If a client is bound to a NUMA node that has no matching network interface, then a default NUMA node is used for the purpose of selecting a response. Provided that the DAOS Agent can detect any valid network device on any NUMA node, the default response will contain a valid network interface for the client. When a default response is provided, a message in the Agent's log is emitted:

No network devices bound to client NUMA node X.  Using response from NUMA Y

To improve performance, it is worth figuring out if the client bound itself to the wrong NUMA node, or if expected network devices for that NUMA node are missing from the Agent's fabric scan.

In some situations, the Agent may detect no network devices and the response cache will be empty. In such a situation, the GetAttachInfo response will contain no interface assignment and the following info message will be found in the Agent's log:

No network devices detected in fabric scan; default AttachInfo response may be incorrect

In either situation, the admin may execute the command daos_agent net-scan with appropriate debug flags to gain more insight into the configuration problem.

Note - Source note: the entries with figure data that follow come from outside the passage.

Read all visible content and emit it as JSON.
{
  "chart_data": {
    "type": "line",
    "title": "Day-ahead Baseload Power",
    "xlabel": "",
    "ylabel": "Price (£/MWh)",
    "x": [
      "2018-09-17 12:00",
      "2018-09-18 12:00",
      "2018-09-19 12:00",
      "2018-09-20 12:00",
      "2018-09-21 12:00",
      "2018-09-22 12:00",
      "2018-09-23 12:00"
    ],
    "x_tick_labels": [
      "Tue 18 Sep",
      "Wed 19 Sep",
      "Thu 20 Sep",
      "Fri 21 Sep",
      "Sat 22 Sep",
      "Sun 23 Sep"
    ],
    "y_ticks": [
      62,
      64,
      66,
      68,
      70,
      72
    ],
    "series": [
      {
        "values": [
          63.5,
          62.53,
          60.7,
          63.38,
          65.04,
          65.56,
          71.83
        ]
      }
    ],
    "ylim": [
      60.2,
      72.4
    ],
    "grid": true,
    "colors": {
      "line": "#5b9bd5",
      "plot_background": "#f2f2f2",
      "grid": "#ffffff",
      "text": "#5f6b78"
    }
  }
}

Disabling the GetAttachInfo cache:

The default configuration enables the Agent GetAttachInfo cache. If it is desired, the cache may be disabled prior to DAOS Agent startup by setting the Agent's environment variable DAOS_AGENT_DISABLE_CACHE=true. The cache is loaded only at Agent startup. The following debug message will be found in the Agent's log:

GetAttachInfo agent caching has been disabled

If the network configuration changes while the Agent is running, it must be restarted to gain visibility to these changes. For additional information, please refer to the System Deployment: Agent Startup documentation section.